In occasione del lancio della nuova collezione di posate Clivo, abbiamo posto alcune domande a Patricia Urquiola sul suo legame con il Giappone, l’importanza della sostenibilità nei suoi progetti e il ruolo centrale dei materiali nella sua pratica progettuale. Un dialogo che ci accompagna nel processo creativo di una delle designer più influenti del panorama contemporaneo.
Nel 2018, avete presentato le pentole Edo, che è l’antico nome di Tokyo, e quest’anno le posate Clivo, ispirate agli utensili giapponesi in bambù. Da dove nasce questo legame con il Giappone, cosa la attrae di questa cultura?
Japan has an essential, precise way of designing. This is how Clivo came into being - from a concept of form created by subtraction, from a calibrated gesture, out of respect for the material. As with the small bamboo utensils, every detail is functional but also sensual. With the Alessi brand, which works steel with great sensitivity, this approach takes shape in a solid, precise and at the same time delicate object.
Da tempo la sostenibilità è un filo conduttore nei suoi progetti: tutti gli oggetti disegnati per Alessi sono realizzati in acciaio. La scelta di questo materiale nasce anche da una sensibilità ambientale?
Quando si lavora con Alessi è naturale pensare all’acciaio: è un materiale che fa parte della loro storia, del loro modo di fare progetto e che padroneggiano con un know how molto peculiare. Per me diventa sempre un’occasione per rileggerlo, per cercare un nuovo linguaggio. E’ inoltre un materiale estremamente durevole, che può garantire lunga vita ad un prodotto.

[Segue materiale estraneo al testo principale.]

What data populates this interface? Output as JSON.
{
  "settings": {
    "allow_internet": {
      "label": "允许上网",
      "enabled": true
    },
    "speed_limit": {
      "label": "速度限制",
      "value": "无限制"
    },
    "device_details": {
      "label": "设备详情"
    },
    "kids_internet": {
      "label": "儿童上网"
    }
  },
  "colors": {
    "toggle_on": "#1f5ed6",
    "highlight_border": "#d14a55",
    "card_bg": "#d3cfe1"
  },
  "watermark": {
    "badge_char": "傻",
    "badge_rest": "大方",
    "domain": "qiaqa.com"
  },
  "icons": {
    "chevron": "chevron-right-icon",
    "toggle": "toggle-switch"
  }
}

Ancora una domanda sull’acciaio, un progetto può nascere dalla suggestione offerta da un materiale? O il materiale entra in gioco come scelta successiva?
A volte è il materiale a suggerire la forma, altre volte è il rapporto tra idea e limite a generare la soluzione più interessante. La genesi dei progetti è spesso guidata da una combinazione di fattori, come il materiale, la forma o i processi produttivi, senza che uno solo ne sia l’unico motore.

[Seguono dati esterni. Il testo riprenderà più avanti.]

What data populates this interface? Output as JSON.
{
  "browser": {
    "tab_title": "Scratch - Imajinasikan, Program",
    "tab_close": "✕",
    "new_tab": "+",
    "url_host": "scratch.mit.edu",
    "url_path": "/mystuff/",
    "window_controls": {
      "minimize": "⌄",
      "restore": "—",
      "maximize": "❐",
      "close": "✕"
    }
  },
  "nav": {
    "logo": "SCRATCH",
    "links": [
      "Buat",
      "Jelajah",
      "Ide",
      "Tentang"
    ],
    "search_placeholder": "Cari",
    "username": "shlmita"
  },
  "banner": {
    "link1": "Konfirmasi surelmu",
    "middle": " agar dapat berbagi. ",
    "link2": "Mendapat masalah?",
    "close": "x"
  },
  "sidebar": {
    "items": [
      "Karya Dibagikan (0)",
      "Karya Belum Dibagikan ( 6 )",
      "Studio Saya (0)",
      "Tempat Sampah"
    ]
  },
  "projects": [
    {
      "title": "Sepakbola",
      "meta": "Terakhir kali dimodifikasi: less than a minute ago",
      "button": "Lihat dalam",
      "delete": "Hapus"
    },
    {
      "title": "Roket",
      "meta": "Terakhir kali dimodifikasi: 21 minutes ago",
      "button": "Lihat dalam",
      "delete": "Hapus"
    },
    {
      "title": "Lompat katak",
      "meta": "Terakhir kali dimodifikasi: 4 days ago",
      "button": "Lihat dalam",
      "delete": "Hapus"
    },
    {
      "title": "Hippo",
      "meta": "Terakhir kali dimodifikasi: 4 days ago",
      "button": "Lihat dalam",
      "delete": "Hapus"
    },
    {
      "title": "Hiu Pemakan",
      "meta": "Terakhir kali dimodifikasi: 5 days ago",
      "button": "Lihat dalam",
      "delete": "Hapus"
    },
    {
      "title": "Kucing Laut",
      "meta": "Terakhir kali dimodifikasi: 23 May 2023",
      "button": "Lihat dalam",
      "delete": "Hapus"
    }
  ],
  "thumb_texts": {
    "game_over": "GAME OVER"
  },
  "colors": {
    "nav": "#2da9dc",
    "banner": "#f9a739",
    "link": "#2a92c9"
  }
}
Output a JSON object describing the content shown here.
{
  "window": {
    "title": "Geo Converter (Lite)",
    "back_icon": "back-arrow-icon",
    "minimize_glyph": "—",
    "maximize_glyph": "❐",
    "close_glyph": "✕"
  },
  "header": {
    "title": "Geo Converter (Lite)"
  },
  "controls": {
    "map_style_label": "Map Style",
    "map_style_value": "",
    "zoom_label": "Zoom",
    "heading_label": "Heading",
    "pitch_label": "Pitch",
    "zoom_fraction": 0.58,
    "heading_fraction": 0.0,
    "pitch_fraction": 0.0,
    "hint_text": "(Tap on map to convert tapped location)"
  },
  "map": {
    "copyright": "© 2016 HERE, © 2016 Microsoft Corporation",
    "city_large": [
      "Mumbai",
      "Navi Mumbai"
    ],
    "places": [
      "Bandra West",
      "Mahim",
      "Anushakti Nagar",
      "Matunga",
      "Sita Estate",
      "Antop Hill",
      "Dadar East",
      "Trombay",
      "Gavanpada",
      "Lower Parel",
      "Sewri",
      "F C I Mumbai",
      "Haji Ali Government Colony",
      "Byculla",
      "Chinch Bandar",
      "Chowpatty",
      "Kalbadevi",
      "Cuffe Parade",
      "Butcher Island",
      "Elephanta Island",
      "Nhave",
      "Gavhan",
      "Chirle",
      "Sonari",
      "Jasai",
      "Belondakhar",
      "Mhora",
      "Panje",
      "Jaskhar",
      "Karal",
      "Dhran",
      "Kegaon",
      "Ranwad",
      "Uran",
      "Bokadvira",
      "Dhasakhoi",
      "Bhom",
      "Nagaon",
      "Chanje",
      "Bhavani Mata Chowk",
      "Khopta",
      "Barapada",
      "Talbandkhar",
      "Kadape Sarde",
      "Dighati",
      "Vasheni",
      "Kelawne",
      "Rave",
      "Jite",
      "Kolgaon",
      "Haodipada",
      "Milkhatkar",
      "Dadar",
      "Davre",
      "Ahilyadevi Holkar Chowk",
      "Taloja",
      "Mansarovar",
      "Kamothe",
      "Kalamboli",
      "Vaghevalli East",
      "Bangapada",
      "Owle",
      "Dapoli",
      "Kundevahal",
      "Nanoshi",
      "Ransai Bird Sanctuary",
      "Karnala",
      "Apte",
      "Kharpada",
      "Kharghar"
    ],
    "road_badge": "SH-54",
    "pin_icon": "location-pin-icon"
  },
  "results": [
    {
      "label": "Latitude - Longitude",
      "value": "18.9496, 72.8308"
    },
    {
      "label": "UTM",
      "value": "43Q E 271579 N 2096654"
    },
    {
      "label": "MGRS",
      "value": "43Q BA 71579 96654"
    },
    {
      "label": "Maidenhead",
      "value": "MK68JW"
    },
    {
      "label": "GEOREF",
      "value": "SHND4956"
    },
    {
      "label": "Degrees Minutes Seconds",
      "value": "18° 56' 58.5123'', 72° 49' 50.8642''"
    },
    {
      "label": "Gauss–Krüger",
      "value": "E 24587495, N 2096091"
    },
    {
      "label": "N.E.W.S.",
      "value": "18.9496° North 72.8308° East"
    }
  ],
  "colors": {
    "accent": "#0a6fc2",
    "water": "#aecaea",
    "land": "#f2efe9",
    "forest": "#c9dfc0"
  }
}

Edo è l’antica denominazione di Tokyo, ma anche il verbo latino mangiare. Il nome Clivo evoca il gesto dell’intaglio, la trasformazione di una fibra vegetale in strumento. Come nascono i nomi degli oggetti che progetta?
The names are part of the project. Sometimes they come to me immediately, like an intuition, sometimes only at the end, when the object has found its voice. They have to tell a story, create a resonance. "Edo" plays on ambiguity: Time and gesture, orientation and function. "Clivo", on the other hand, begins with an action, a minimal movement – the small cut that transforms a plant fiber into a utensil.